Projeto prevê fim da obrigatoriedade das aulas em Centros de Formação de Condutores (CFCs)
O governo federal deu detalhes do projeto que permite aos interessados em tirar a Carteira Nacional de Habilitação (CNH) testarem suas habilidades diretamente nas provas de legislação e direção, sem a necessidade de passar por uma autoescola antes.

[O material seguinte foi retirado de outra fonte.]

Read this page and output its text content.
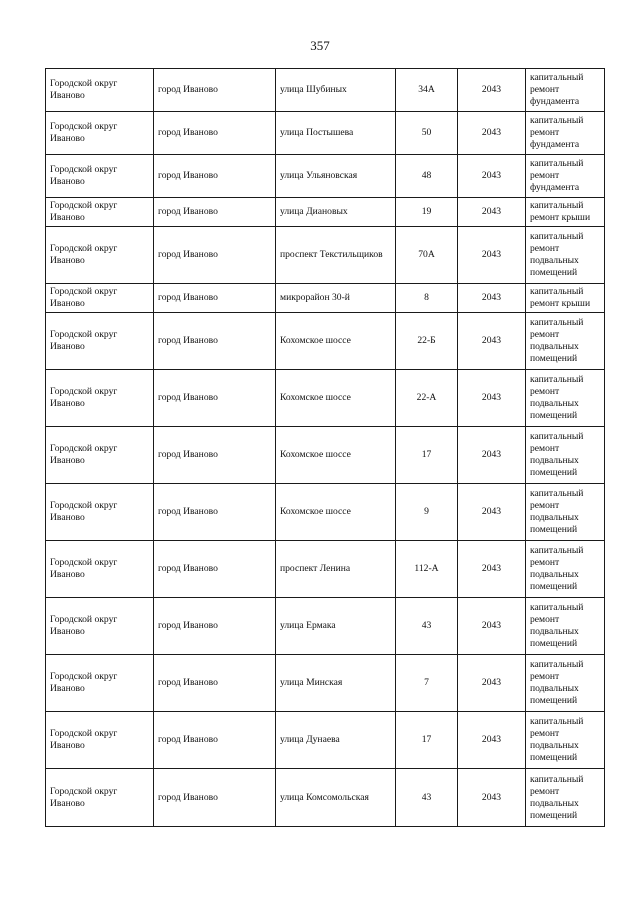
357
Городской округ Иваново	город Иваново	улица Шубиных	34А	2043	капитальный ремонт фундамента
Городской округ Иваново	город Иваново	улица Постышева	50	2043	капитальный ремонт фундамента
Городской округ Иваново	город Иваново	улица Ульяновская	48	2043	капитальный ремонт фундамента
Городской округ Иваново	город Иваново	улица Диановых	19	2043	капитальный ремонт крыши
Городской округ Иваново	город Иваново	проспект Текстильщиков	70А	2043	капитальный ремонт подвальных помещений
Городской округ Иваново	город Иваново	микрорайон 30-й	8	2043	капитальный ремонт крыши
Городской округ Иваново	город Иваново	Кохомское шоссе	22-Б	2043	капитальный ремонт подвальных помещений
Городской округ Иваново	город Иваново	Кохомское шоссе	22-А	2043	капитальный ремонт подвальных помещений
Городской округ Иваново	город Иваново	Кохомское шоссе	17	2043	капитальный ремонт подвальных помещений
Городской округ Иваново	город Иваново	Кохомское шоссе	9	2043	капитальный ремонт подвальных помещений
Городской округ Иваново	город Иваново	проспект Ленина	112-А	2043	капитальный ремонт подвальных помещений
Городской округ Иваново	город Иваново	улица Ермака	43	2043	капитальный ремонт подвальных помещений
Городской округ Иваново	город Иваново	улица Минская	7	2043	капитальный ремонт подвальных помещений
Городской округ Иваново	город Иваново	улица Дунаева	17	2043	капитальный ремонт подвальных помещений
Городской округ Иваново	город Иваново	улица Комсомольская	43	2043	капитальный ремонт подвальных помещений
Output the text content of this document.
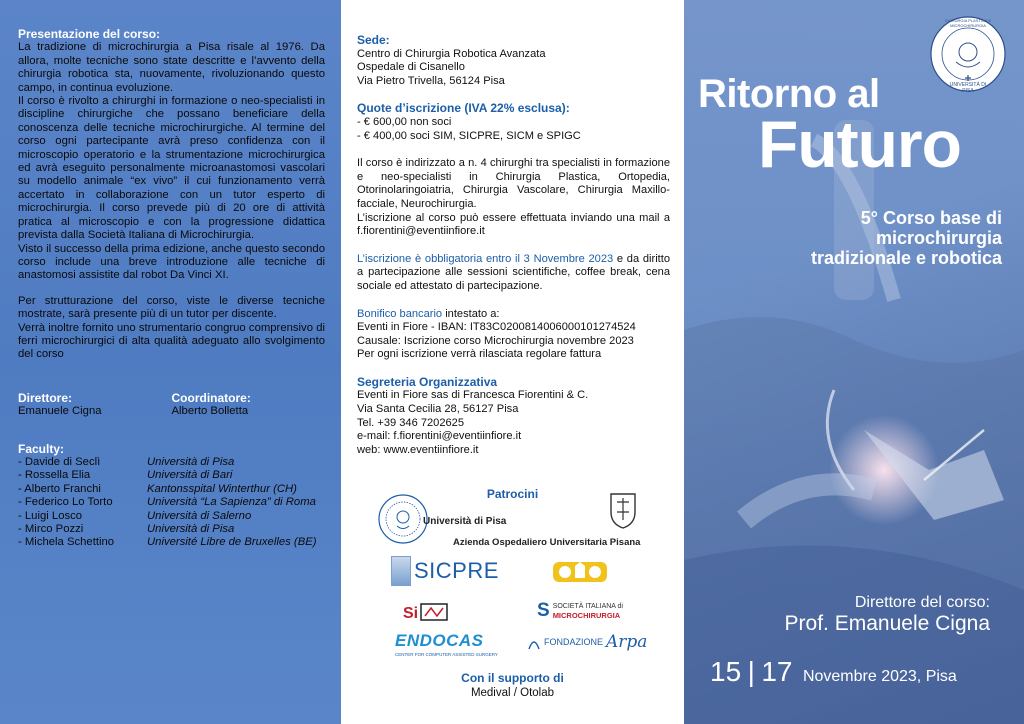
Presentazione del corso:

La tradizione di microchirurgia a Pisa risale al 1976. Da allora, molte tecniche sono state descritte e l’avvento della chirurgia robotica sta, nuovamente, rivoluzionando questo campo, in continua evoluzione.

Il corso è rivolto a chirurghi in formazione o neo-specialisti in discipline chirurgiche che possano beneficiare della conoscenza delle tecniche microchirurgiche. Al termine del corso ogni partecipante avrà preso confidenza con il microscopio operatorio e la strumentazione microchirurgica ed avrà eseguito personalmente microanastomosi vascolari su modello animale “ex vivo” il cui funzionamento verrà accertato in collaborazione con un tutor esperto di microchirurgia. Il corso prevede più di 20 ore di attività pratica al microscopio e con la progressione didattica prevista dalla Società Italiana di Microchirurgia.

Visto il successo della prima edizione, anche questo secondo corso include una breve introduzione alle tecniche di anastomosi assistite dal robot Da Vinci XI.

Per strutturazione del corso, viste le diverse tecniche mostrate, sarà presente più di un tutor per discente.

Verrà inoltre fornito uno strumentario congruo comprensivo di ferri microchirurgici di alta qualità adeguato allo svolgimento del corso

Direttore:
Emanuele Cigna
Coordinatore:
Alberto Bolletta
Faculty:
- Davide di Seclì	Università di Pisa
- Rossella Elia	Università di Bari
- Alberto Franchi	Kantonsspital Winterthur (CH)
- Federico Lo Torto	Università “La Sapienza” di Roma
- Luigi Losco	Università di Salerno
- Mirco Pozzi	Università di Pisa
- Michela Schettino	Université Libre de Bruxelles (BE)
Sede:

Centro di Chirurgia Robotica Avanzata

Ospedale di Cisanello

Via Pietro Trivella, 56124 Pisa

Quote d’iscrizione (IVA 22% esclusa):

- € 600,00 non soci

- € 400,00 soci SIM, SICPRE, SICM e SPIGC

Il corso è indirizzato a n. 4 chirurghi tra specialisti in formazione e neo-specialisti in Chirurgia Plastica, Ortopedia, Otorinolaringoiatria, Chirurgia Vascolare, Chirurgia Maxillo-facciale, Neurochirurgia.

L’iscrizione al corso può essere effettuata inviando una mail a f.fiorentini@eventiinfiore.it

L’iscrizione è obbligatoria entro il 3 Novembre 2023 e da diritto a partecipazione alle sessioni scientifiche, coffee break, cena sociale ed attestato di partecipazione.

Bonifico bancario intestato a:

Eventi in Fiore - IBAN: IT83C0200814006000101274524

Causale: Iscrizione corso Microchirurgia novembre 2023

Per ogni iscrizione verrà rilasciata regolare fattura

Segreteria Organizzativa

Eventi in Fiore sas di Francesca Fiorentini & C.

Via Santa Cecilia 28, 56127 Pisa

Tel. +39 346 7202625

e-mail: f.fiorentini@eventiinfiore.it

web: www.eventiinfiore.it

Patrocini
Università di Pisa
Azienda Ospedaliero Universitaria Pisana
SICPRE
Si	S SOCIETÀ ITALIANA di
MICROCHIRURGIA
ENDOCAS
CENTER FOR COMPUTER ASSISTED SURGERY
FONDAZIONE Arpa
Con il supporto di
Medival / Otolab
CHIRURGIA PLASTICA E MICROCHIRURGIA
UNIVERSITÀ DI PISA
Ritorno al
Futuro
5° Corso base di
microchirurgia
tradizionale e robotica
Direttore del corso:
Prof. Emanuele Cigna
15 | 17 Novembre 2023, Pisa
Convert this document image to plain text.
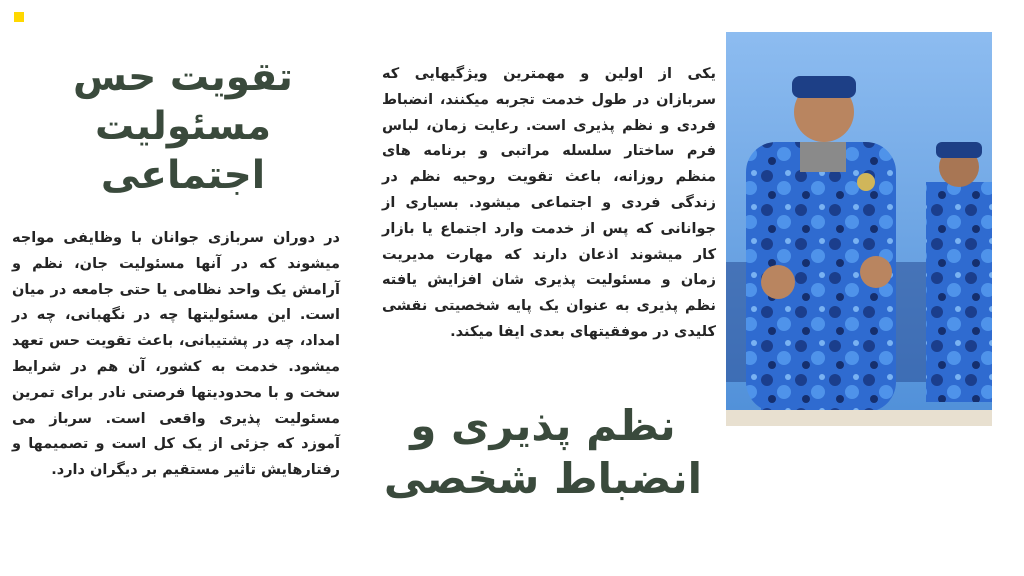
تقویت حس
مسئولیت اجتماعی

در دوران سربازی جوانان با وظایفی مواجه میشوند که در آنها مسئولیت جان، نظم و آرامش یک واحد نظامی یا حتی جامعه در میان است. این مسئولیتها چه در نگهبانی، چه در امداد، چه در پشتیبانی، باعث تقویت حس تعهد میشود. خدمت به کشور، آن هم در شرایط سخت و با محدودیتها فرصتی نادر برای تمرین مسئولیت پذیری واقعی است. سرباز می آموزد که جزئی از یک کل است و تصمیمها و رفتارهایش تاثیر مستقیم بر دیگران دارد.

یکی از اولین و مهمترین ویژگیهایی که سربازان در طول خدمت تجربه میکنند، انضباط فردی و نظم پذیری است. رعایت زمان، لباس فرم ساختار سلسله مراتبی و برنامه های منظم روزانه، باعث تقویت روحیه نظم در زندگی فردی و اجتماعی میشود. بسیاری از جوانانی که پس از خدمت وارد اجتماع یا بازار کار میشوند اذعان دارند که مهارت مدیریت زمان و مسئولیت پذیری شان افزایش یافته نظم پذیری به عنوان یک پایه شخصیتی نقشی کلیدی در موفقیتهای بعدی ایفا میکند.

نظم پذیری و
انضباط شخصی
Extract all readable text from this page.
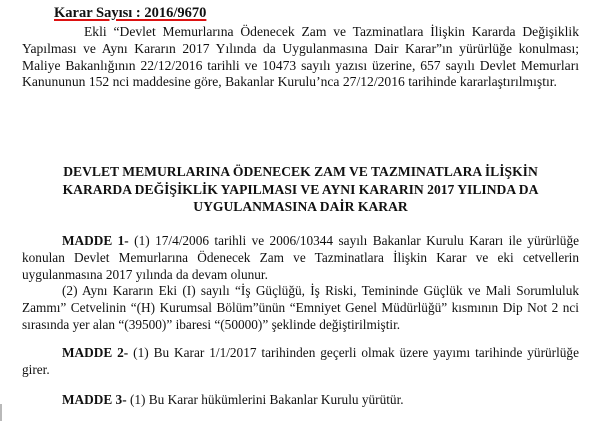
Karar Sayısı : 2016/9670

Ekli “Devlet Memurlarına Ödenecek Zam ve Tazminatlara İlişkin Kararda Değişiklik Yapılması ve Aynı Kararın 2017 Yılında da Uygulanmasına Dair Karar”ın yürürlüğe konulması; Maliye Bakanlığının 22/12/2016 tarihli ve 10473 sayılı yazısı üzerine, 657 sayılı Devlet Memurları Kanununun 152 nci maddesine göre, Bakanlar Kurulu’nca 27/12/2016 tarihinde kararlaştırılmıştır.

DEVLET MEMURLARINA ÖDENECEK ZAM VE TAZMINATLARA İLİŞKİN
KARARDA DEĞİŞİKLİK YAPILMASI VE AYNI KARARIN 2017 YILINDA DA
UYGULANMASINA DAİR KARAR

MADDE 1- (1) 17/4/2006 tarihli ve 2006/10344 sayılı Bakanlar Kurulu Kararı ile yürürlüğe konulan Devlet Memurlarına Ödenecek Zam ve Tazminatlara İlişkin Karar ve eki cetvellerin uygulanmasına 2017 yılında da devam olunur.

(2) Aynı Kararın Eki (I) sayılı “İş Güçlüğü, İş Riski, Temininde Güçlük ve Mali Sorumluluk Zammı” Cetvelinin “(H) Kurumsal Bölüm”ünün “Emniyet Genel Müdürlüğü” kısmının Dip Not 2 nci sırasında yer alan “(39500)” ibaresi “(50000)” şeklinde değiştirilmiştir.

MADDE 2- (1) Bu Karar 1/1/2017 tarihinden geçerli olmak üzere yayımı tarihinde yürürlüğe girer.

MADDE 3- (1) Bu Karar hükümlerini Bakanlar Kurulu yürütür.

De acordo com o governo, mais da metade da população (54%) não dirige ou dirige sem habilitação, representando mais de 100 milhões de pessoas. Desse total, 56% afirmam que pretendem ter a CNH futuramente, mas 32% apontam o custo elevado como obstáculo para iniciar o processo.
No entanto, quem necessitar das aulas de direção pode fazê-lo normalmente, caso queira. Entenda ponto a ponto como vai funcionar:
Com a proposta, o processo de obtenção da carteira será feita diretamente pelo site da Secretaria Nacional de Trânsito (Senatran) ou por meio da Carteira Digital de Trânsito (CDT).
Não será mais obrigatório passar pelos Centros de Formação de Condutores.
O conteúdo teórico poderá ser estudado de forma presencial nos CFCs, por ensino a distância (EAD) em empresas credenciadas ou em formato digital, oferecido pela própria Senatran.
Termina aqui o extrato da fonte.